The upside is they rarely fail being protected in there my 4.7 is over 200k on the original starter.

@shoot-straight unfortunately your new starter sounds bad and it's possible your original wasn't actually bad. The battery terminals are always the first check with a good cleaning. Battery is the second the Tundras seem to be very sensitive to low batteries.

I've had crap luck with reman starters and alternators and have just had to give into paying the cash for new. If you can find a Denso unit it'll be the same as Toyota but should save you a little money.

To make you feel a little better go look up the trade in value of your truck.
 
Def considering a new(er) truck.
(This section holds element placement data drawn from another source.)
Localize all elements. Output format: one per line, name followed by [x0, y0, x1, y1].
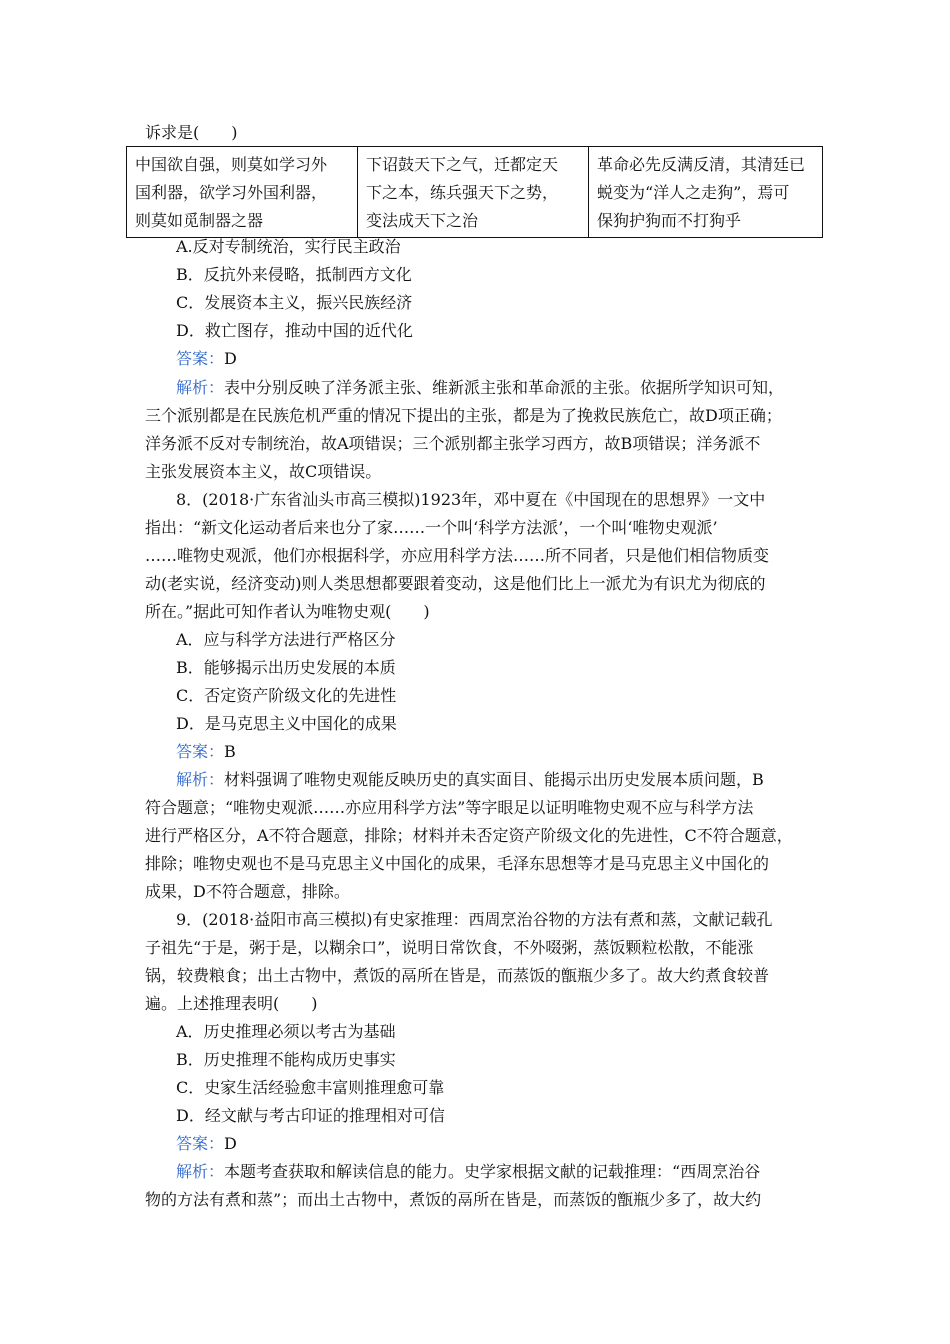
q9-analysis-line: 物的方法有煮和蒸”；而出土古物中，煮饭的鬲所在皆是，而蒸饭的甑瓶少多了，故大约: [145, 1190, 762, 1209]
q8-analysis-line: [176, 770, 764, 792]
q8-option-a: A．应与科学方法进行严格区分: [176, 630, 396, 649]
q8-stem-line: ……唯物史观派，他们亦根据科学，亦应用科学方法……所不同者，只是他们相信物质变: [145, 546, 770, 565]
q8-option-d: D．是马克思主义中国化的成果: [176, 714, 397, 733]
analysis-label: 解析：: [176, 1162, 225, 1181]
q7-option-a: A.反对专制统治，实行民主政治: [176, 237, 401, 256]
q9-option-c: C．史家生活经验愈丰富则推理愈可靠: [176, 1078, 445, 1097]
q9-stem-line: 子祖先“于是，粥于是，以糊余口”，说明日常饮食，不外啜粥，蒸饭颗粒松散，不能涨: [145, 938, 754, 957]
q9-option-d: D．经文献与考古印证的推理相对可信: [176, 1106, 445, 1125]
table-cell-yangwu: [127, 147, 358, 238]
q9-stem-line: 9．(2018·益阳市高三模拟)有史家推理：西周烹治谷物的方法有煮和蒸，文献记载孔: [176, 910, 773, 929]
q7-stem-tail: 诉求是( ): [145, 123, 238, 142]
cell-line: 下诏鼓天下之气，迁都定天: [366, 155, 559, 174]
q9-option-a: A．历史推理必须以考古为基础: [176, 1022, 396, 1041]
answer-label: 答案：: [176, 1134, 225, 1153]
q7-analysis-line: 三个派别都是在民族危机严重的情况下提出的主张，都是为了挽救民族危亡，故D项正确；: [145, 406, 782, 425]
cell-line: 则莫如觅制器之器: [135, 211, 264, 230]
q8-stem-line: 动(老实说，经济变动)则人类思想都要跟着变动，这是他们比上一派尤为有识尤为彻底的: [145, 574, 766, 593]
table-cell-geming: [589, 147, 823, 238]
q9-option-b: B．历史推理不能构成历史事实: [176, 1050, 396, 1069]
q8-analysis-line: 排除；唯物史观也不是马克思主义中国化的成果，毛泽东思想等才是马克思主义中国化的: [145, 854, 770, 873]
cell-line: 保狗护狗而不打狗乎: [597, 211, 742, 230]
analysis-text: 本题考查获取和解读信息的能力。史学家根据文献的记载推理：“西周烹治谷: [224, 1162, 761, 1181]
analysis-text: 材料强调了唯物史观能反映历史的真实面目、能揭示出历史发展本质问题，B: [224, 770, 764, 789]
q9-analysis-line: [176, 1162, 760, 1184]
cell-line: 蜕变为“洋人之走狗”，焉可: [597, 183, 790, 202]
answer-value: B: [224, 742, 236, 761]
q7-option-d: D．救亡图存，推动中国的近代化: [176, 321, 413, 340]
q8-stem-line: 所在。”据此可知作者认为唯物史观( ): [145, 602, 430, 621]
q7-analysis-line: 洋务派不反对专制统治，故A项错误；三个派别都主张学习西方，故B项错误；洋务派不: [145, 434, 761, 453]
q8-analysis-line: 成果，D不符合题意，排除。: [145, 882, 350, 901]
q8-stem-line: 指出：“新文化运动者后来也分了家……一个叫‘科学方法派’，一个叫‘唯物史观派’: [145, 518, 718, 537]
q7-analysis-line: 主张发展资本主义，故C项错误。: [145, 462, 382, 481]
answer-label: 答案：: [176, 742, 225, 761]
analysis-label: 解析：: [176, 378, 225, 397]
q8-analysis-line: 进行严格区分，A不符合题意，排除；材料并未否定资产阶级文化的先进性，C不符合题意，: [145, 826, 793, 845]
q7-answer: [176, 349, 237, 371]
q9-stem-line: 遍。上述推理表明( ): [145, 994, 318, 1013]
analysis-label: 解析：: [176, 770, 225, 789]
cell-line: 革命必先反满反清，其清廷已: [597, 155, 806, 174]
q7-option-b: B．反抗外来侵略，抵制西方文化: [176, 265, 412, 284]
table-cell-weixin: [358, 147, 589, 238]
q8-option-c: C．否定资产阶级文化的先进性: [176, 686, 397, 705]
cell-line: 变法成天下之治: [366, 211, 479, 230]
q8-option-b: B．能够揭示出历史发展的本质: [176, 658, 396, 677]
cell-line: 下之本，练兵强天下之势，: [366, 183, 559, 202]
q9-stem-line: 锅，较费粮食；出土古物中，煮饭的鬲所在皆是，而蒸饭的甑瓶少多了。故大约煮食较普: [145, 966, 770, 985]
cell-line: 中国欲自强，则莫如学习外: [135, 155, 328, 174]
cell-line: 国利器，欲学习外国利器，: [135, 183, 328, 202]
q8-stem-line: 8．(2018·广东省汕头市高三模拟)1923年，邓中夏在《中国现在的思想界》一文中: [176, 490, 766, 509]
answer-value: D: [224, 349, 237, 368]
q7-analysis-line: [176, 378, 784, 400]
answer-label: 答案：: [176, 349, 225, 368]
q7-option-c: C．发展资本主义，振兴民族经济: [176, 293, 413, 312]
answer-value: D: [224, 1134, 237, 1153]
q7-material-table: [126, 146, 823, 238]
q8-answer: [176, 742, 236, 764]
analysis-text: 表中分别反映了洋务派主张、维新派主张和革命派的主张。依据所学知识可知，: [224, 378, 785, 397]
q8-analysis-line: 符合题意；“唯物史观派……亦应用科学方法”等字眼足以证明唯物史观不应与科学方法: [145, 798, 754, 817]
q9-answer: [176, 1134, 237, 1156]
All truck prices are insane- new or used. Trade in for mine is about 7k. Not that great.
 
Def considering a new(er) truck. All truck prices are insane- new or used. Trade in for mine is about 7k. Not that great.

You're right, new and used truck prices are crazy.

Guess I shouldn't have said trade in, around here even with that kind of mileage it's a 10-14k truck depending on the body style. I could turn around and sell my 04 DC for more than I paid 2 years ago in the market right now.
 
These prices definitely make you reconsider high cost tepairs when in the past you would just punt and buy a new one.

Heck a later model Silverado with 100k is like 20k used. Insane. Won't buy another Toyota that's for sure.
 
That is only if you buy and have the alternator installed by the same place... If you buy and install yourself or ant another shop then not covered..

Iv had nothing but issues with napa parts including their battery's. Their quality has went down over the years in order to compete with the bigger chains. I started dealing with a smaller family owned shop same price but have not had a part fail yet..

Really?

I'm going to have to go buy some batteries (hefty ones) within a month or so, and was going to go to Napa first. I usually just go to Canadian Tire, but thought I would try Napa thinking the quality might be better.
 
I must admit, I buy the Walmart batteries for my daily runner and figure I get 4 winters on them. I run synthetic oil which really cuts down on starting load in winter. On the other hand I went with the AGM Optimas for the Unimogs. They are competitive with the regular lead acid truck batteries that weigh a ton and they don't spray acid mist all over the battery box and cables like lead acid. Not cheap but most folks get 6 to 7 years off of them.
 
Update- the "new" starter failed. my Mechanic said Napa is stepping up and giving me a complete refund for the price of the starter (instead of an exchange) covering the tow and maybe some of the labor. I am Putting in a oem Toyota one.
 
Have you priced an OEM Toyota one yet? Just curious. The starter died suddenly, in our yard, on our '07 Pilot maybe 4 years ago? The price difference then was huge. Aftermarket was in the 300 area, OEM was over 1k. I went aftermarket, and have been kind of crossing my fingers since.